La oficina de Wentz estaba en la cima de una colina bastante elevada desde la que se podía ver la carretera Oíd 101. Desde allí se podían seguir los movimientos de los transportes de mercancías de la Autoridad de la Paz desde varios kilómetros de distancia, tanto hacia el norte como hacia el sur. En aquel preciso momento, sólo Paul Naismith disfrutaba del paisaje. Miguel Rosas miraba lúgubremente a Seymour, que ya llevaba media hora telefoneando a Santa Bárbara y que, por fin, consiguió que le comunicaran con el ghetto de Pasadena. Tal como Mike esperaba, no había nadie al sur de la frontera que pudiera ayudarles. Los mandamases de Aztlán gastaban su oro intentando impedir la «emigración ilegal de mano de obra» desde Los Ángeles, pero nunca perdían el tiempo localizando a quienes lo habían conseguido. El sabio de Pasadena al principio pareció excitado por la descripción, pero luego negó que tuviera el menor interés por el muchacho. La otra única pista era un grupo de trabajadores bajo contrato que había pasado por Santa Inés, aquella misma semana, en camino hacia las plantaciones de cacao próximas a Santa María. Sy obtuvo algún resultado por esta parte. Un tal Larry Faulk, contratista de trabajo, había consentido en hablar con ellos. Este caballero, elegantemente vestido, no se sintió demasiado feliz al verles.

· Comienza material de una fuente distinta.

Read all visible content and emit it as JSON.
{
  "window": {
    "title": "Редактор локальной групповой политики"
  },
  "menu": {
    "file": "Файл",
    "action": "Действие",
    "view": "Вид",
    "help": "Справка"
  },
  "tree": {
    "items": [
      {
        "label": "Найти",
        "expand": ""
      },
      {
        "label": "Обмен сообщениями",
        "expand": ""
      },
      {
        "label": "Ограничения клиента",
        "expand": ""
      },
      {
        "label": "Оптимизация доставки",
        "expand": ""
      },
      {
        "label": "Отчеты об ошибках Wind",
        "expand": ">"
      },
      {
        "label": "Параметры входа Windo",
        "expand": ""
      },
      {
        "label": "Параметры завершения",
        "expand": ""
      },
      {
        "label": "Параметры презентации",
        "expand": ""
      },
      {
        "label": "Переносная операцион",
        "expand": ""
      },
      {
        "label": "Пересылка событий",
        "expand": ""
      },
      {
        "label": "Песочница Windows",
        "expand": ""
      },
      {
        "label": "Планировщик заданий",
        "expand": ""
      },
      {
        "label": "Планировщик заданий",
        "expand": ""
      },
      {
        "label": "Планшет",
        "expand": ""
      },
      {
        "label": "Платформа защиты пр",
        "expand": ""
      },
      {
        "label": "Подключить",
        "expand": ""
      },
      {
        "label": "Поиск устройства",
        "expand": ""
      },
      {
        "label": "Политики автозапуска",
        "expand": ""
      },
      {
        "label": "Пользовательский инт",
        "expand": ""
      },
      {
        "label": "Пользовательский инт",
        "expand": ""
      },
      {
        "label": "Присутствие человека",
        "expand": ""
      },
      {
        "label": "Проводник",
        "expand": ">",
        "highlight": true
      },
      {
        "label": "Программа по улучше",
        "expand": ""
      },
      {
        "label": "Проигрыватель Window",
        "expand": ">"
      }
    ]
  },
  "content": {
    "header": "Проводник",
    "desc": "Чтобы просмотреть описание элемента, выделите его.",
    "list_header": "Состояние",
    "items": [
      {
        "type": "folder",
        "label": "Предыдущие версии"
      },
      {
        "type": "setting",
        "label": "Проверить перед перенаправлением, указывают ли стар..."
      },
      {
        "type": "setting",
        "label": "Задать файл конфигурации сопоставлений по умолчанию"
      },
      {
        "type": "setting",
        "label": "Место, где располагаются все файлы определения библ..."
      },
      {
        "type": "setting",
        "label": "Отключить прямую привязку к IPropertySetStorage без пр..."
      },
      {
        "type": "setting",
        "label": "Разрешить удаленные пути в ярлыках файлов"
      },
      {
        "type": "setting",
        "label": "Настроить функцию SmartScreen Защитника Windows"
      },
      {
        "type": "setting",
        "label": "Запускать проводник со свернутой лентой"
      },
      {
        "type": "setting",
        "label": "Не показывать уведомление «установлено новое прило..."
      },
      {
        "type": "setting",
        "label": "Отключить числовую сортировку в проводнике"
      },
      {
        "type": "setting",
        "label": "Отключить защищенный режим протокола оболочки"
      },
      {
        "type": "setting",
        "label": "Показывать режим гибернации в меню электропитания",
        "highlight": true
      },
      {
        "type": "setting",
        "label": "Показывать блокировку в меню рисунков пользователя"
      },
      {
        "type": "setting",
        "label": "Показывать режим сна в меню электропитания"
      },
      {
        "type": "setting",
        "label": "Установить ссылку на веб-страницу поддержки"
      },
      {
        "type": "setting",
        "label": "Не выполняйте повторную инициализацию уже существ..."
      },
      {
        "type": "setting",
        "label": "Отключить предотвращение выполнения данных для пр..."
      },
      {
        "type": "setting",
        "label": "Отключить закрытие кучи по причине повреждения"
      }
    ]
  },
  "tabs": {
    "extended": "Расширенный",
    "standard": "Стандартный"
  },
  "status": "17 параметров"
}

—Ciertamente, sheriff, conozco a ese enano. Su nombre es Wili Wáchendon. —Lo deletreó. La «w» tenía un sonido híbrido entre «w», «v» y «b». Tal era la evolución del español negro—. Ayer no se presentó a la hora de partida del equipo. Y no puedo decir que ni yo ni nadie lo hayamos sentido.
—Mike, señor Faulk. Está claro que este chiquillo ha sido maltratado por su gente — señaló por encima de su hombro hacia donde estaba el chico, Wili, en una celda. Estaba inconsciente, lo que le hacía parecer todavía más hambriento y patético que cuando estaba en movimiento.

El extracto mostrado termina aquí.